Exact recovery in the double sparse model: sufficient and necessary signal conditions
Shixiang Liu, Zhifan Li, Yanhang Zhang, Jianxin Yin
TL;DR
This work analyzes a double sparse linear model with simultaneous group and element sparsity, establishing precise minimum-signal conditions that are both sufficient and necessary for exact support recovery. It introduces a two-stage Double Sparse Iterative Hard Thresholding (DSIHT) algorithm, proving exact recovery and oracle-normality under those conditions and showing minimax-rate optimality. Theoretical results are complemented by extensive numerical experiments, including simulations and real-data analysis, demonstrating practical performance advantages over convex methods.
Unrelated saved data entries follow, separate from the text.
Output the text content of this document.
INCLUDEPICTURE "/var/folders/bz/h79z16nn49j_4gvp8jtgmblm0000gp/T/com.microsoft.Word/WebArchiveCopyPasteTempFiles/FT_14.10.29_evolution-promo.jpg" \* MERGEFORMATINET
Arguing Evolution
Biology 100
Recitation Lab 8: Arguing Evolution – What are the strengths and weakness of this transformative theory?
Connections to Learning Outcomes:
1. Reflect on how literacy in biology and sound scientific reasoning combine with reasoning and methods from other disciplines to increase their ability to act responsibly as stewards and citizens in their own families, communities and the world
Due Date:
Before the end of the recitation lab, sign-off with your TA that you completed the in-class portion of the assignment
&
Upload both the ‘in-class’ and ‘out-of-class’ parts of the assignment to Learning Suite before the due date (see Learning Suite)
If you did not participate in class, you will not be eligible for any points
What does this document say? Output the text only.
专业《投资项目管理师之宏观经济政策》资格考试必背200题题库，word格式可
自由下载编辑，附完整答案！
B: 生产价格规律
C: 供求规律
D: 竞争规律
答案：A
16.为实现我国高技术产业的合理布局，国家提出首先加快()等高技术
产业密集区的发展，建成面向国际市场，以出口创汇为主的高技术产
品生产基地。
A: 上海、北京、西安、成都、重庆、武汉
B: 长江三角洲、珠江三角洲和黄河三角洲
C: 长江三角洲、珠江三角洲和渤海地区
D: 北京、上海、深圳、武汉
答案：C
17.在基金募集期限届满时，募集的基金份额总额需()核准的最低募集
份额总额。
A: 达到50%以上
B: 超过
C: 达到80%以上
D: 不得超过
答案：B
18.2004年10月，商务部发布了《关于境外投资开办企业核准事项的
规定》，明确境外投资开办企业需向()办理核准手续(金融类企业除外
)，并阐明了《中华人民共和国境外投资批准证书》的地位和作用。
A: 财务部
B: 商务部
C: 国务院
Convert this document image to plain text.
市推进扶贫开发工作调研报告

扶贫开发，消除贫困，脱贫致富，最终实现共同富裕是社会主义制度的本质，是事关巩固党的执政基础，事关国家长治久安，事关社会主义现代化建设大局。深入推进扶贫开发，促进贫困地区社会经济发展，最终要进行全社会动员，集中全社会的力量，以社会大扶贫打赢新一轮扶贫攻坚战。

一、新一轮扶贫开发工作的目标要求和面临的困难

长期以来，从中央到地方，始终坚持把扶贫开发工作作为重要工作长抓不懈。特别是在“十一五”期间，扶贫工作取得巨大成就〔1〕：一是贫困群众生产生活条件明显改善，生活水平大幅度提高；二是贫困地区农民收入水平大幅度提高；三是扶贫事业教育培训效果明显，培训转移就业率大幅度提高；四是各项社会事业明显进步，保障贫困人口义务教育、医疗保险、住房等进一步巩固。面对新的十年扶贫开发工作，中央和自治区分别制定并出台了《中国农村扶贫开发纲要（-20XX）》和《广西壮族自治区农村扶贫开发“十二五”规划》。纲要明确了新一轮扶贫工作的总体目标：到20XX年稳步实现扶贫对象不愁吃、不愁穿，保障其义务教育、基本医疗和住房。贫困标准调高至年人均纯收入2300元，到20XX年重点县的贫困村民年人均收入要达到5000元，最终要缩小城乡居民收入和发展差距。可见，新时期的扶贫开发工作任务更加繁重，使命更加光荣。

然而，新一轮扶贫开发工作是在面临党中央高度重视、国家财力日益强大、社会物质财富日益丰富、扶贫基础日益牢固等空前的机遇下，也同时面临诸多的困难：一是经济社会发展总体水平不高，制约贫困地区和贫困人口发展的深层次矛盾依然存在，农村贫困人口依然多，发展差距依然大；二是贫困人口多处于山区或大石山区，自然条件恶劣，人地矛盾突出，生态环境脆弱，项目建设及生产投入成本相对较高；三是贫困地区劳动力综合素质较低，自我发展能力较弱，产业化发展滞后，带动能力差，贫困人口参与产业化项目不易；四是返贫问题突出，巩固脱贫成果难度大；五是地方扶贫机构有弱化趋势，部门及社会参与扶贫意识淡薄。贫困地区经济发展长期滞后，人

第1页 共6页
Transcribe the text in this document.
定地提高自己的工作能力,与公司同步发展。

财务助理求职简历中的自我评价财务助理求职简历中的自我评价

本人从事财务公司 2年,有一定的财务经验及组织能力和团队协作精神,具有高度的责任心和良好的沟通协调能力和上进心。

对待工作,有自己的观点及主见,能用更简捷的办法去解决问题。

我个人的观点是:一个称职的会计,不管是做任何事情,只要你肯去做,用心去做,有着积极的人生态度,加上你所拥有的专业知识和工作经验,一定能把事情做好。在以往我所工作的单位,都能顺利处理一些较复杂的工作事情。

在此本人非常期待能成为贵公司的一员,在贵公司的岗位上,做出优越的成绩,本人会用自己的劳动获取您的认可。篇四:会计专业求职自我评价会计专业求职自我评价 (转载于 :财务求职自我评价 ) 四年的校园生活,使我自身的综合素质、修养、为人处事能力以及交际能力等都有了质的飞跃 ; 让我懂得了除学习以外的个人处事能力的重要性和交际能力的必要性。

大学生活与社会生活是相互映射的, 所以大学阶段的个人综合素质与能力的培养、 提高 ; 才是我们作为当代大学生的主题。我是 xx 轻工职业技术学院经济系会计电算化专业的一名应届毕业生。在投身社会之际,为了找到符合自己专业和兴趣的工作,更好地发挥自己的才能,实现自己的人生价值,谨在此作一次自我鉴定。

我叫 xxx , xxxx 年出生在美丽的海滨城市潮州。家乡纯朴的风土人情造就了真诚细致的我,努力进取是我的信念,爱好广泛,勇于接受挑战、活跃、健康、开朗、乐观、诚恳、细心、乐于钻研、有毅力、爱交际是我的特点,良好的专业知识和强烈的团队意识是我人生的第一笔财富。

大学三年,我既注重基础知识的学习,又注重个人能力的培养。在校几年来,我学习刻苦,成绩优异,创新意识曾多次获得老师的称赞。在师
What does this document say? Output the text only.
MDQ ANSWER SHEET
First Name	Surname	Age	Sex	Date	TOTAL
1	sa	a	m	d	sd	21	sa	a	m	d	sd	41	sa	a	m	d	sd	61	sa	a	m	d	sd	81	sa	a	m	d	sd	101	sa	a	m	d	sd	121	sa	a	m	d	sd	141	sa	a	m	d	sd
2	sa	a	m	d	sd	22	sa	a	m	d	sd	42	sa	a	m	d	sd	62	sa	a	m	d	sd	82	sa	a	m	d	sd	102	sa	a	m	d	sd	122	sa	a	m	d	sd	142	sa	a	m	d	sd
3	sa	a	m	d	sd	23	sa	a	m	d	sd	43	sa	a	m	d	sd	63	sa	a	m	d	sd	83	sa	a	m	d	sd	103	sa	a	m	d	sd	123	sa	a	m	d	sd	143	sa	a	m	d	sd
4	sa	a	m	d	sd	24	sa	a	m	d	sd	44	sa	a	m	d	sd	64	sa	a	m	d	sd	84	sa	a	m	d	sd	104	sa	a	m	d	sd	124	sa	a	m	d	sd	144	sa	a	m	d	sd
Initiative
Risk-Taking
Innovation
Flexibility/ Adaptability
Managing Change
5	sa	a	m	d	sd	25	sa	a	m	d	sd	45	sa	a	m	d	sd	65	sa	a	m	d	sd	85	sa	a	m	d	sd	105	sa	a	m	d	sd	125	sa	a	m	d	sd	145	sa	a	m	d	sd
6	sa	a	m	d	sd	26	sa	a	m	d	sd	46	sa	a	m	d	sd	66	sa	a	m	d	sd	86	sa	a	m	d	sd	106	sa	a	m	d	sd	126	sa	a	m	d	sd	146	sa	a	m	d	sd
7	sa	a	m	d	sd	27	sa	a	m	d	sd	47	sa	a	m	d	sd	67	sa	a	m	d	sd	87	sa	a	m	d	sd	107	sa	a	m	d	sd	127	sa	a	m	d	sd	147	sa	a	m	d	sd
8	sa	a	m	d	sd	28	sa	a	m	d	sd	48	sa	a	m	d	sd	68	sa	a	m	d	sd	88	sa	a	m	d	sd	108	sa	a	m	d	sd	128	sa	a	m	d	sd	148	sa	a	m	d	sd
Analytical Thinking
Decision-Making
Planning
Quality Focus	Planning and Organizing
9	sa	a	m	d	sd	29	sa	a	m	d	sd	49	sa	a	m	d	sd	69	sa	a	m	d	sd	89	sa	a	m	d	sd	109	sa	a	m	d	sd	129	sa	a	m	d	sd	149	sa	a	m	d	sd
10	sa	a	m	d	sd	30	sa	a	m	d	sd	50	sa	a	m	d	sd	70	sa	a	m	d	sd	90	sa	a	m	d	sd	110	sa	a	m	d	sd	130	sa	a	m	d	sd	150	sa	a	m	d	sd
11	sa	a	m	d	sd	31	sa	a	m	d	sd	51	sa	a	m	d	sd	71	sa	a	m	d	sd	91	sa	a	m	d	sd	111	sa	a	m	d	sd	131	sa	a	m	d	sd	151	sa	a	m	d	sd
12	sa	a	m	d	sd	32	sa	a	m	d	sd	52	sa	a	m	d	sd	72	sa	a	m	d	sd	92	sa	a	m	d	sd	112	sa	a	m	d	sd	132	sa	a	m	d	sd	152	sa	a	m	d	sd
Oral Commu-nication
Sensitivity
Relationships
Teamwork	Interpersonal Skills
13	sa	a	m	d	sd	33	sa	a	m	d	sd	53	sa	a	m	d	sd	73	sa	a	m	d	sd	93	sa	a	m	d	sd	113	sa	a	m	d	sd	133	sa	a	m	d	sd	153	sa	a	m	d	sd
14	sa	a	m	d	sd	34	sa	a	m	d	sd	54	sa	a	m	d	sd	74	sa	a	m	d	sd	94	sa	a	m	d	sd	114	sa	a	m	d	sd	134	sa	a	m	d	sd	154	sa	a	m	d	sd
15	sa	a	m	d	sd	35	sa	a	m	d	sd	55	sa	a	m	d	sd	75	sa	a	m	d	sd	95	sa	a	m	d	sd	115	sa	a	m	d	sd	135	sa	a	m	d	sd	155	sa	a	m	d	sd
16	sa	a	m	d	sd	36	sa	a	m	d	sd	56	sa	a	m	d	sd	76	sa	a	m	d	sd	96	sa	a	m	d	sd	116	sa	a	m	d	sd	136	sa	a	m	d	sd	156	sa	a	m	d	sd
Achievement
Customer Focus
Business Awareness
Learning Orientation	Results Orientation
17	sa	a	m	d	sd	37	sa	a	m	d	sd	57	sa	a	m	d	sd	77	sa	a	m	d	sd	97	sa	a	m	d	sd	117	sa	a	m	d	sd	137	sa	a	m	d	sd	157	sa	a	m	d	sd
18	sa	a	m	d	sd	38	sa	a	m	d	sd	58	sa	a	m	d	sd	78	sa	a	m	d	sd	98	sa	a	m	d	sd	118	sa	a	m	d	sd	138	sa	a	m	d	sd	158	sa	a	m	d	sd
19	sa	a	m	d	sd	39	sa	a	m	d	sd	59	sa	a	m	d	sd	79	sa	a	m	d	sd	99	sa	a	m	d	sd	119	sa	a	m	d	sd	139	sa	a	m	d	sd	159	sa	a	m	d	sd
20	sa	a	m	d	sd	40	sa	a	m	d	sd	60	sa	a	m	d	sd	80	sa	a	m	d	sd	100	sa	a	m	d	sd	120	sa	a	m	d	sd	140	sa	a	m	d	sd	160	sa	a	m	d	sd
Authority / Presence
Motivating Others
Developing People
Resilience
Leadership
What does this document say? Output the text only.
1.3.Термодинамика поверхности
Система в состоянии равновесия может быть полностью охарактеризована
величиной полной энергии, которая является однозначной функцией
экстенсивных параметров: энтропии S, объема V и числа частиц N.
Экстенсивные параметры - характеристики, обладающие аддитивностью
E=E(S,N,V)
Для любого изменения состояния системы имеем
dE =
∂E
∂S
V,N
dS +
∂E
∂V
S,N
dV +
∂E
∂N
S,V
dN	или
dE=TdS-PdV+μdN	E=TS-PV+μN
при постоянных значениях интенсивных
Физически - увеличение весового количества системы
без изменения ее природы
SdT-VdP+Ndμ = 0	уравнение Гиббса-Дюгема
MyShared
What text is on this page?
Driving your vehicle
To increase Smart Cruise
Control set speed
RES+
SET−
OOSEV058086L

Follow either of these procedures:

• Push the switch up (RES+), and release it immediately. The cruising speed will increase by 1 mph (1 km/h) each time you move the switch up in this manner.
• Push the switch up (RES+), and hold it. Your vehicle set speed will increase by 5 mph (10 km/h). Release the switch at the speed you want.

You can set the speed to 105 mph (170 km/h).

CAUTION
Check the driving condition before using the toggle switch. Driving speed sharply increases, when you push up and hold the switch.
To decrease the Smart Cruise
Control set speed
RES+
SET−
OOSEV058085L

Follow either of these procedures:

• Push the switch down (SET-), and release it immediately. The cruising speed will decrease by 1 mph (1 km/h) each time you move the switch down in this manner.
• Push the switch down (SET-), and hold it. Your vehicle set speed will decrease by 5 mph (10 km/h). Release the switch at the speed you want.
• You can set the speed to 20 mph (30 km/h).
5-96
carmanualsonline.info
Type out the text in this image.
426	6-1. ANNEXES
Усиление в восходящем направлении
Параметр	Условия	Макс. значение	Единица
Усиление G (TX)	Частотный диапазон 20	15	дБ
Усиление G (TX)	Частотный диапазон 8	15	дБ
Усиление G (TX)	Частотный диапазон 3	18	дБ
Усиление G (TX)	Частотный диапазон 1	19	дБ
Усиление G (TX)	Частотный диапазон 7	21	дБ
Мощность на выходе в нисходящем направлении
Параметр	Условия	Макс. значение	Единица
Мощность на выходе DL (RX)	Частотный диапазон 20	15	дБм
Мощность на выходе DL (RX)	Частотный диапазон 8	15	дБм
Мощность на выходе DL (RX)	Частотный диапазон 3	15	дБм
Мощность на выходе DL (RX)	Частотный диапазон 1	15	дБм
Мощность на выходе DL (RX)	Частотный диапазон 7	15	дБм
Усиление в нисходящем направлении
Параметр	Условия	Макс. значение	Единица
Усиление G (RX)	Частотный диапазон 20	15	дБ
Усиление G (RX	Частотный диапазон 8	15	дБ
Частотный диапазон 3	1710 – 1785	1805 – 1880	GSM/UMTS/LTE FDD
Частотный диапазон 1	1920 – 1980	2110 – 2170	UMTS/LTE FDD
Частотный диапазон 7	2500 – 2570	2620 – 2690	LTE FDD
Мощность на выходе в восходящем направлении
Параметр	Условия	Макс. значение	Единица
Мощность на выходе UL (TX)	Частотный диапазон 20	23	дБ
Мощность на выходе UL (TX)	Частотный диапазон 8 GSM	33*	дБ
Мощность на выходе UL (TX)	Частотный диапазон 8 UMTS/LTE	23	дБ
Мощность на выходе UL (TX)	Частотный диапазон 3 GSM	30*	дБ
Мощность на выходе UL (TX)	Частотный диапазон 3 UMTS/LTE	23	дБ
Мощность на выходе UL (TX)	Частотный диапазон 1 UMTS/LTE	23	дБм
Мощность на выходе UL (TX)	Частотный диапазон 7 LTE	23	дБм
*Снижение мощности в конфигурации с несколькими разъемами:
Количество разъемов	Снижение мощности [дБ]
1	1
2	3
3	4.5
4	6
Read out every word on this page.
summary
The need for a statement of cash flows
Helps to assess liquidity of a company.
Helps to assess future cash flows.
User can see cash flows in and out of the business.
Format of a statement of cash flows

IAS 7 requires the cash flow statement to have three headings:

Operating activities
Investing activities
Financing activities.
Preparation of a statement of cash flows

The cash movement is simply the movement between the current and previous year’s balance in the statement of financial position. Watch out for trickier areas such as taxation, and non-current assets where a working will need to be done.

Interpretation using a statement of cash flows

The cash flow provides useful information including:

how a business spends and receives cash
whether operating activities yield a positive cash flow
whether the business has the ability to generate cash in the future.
Overall, the paper fills a key gap in minimax theory for double sparse models and provides a computationally efficient path to nearly oracle-like inference.
Abstract
The double sparse linear model, which has both group-wise and element-wise sparsity in regression coefficients, has attracted lots of attention recently. This paper establishes the sufficient and necessary relationship between the exact support recovery and the optimal minimum signal conditions in the double sparse model. Specifically, sharply under the proposed signal conditions, a two-stage double sparse iterative hard thresholding procedure achieves exact support recovery with a suitably chosen threshold parameter. Also, this procedure maintains asymptotic normality aligning with an OLS estimator given true support, hence holding the oracle properties. Conversely, we prove that no method can achieve exact support recovery if these signal conditions are violated. This fills a critical gap in the minimax optimality theory on support recovery of the double sparse model. Finally, numerical experiments are provided to support our theoretical findings.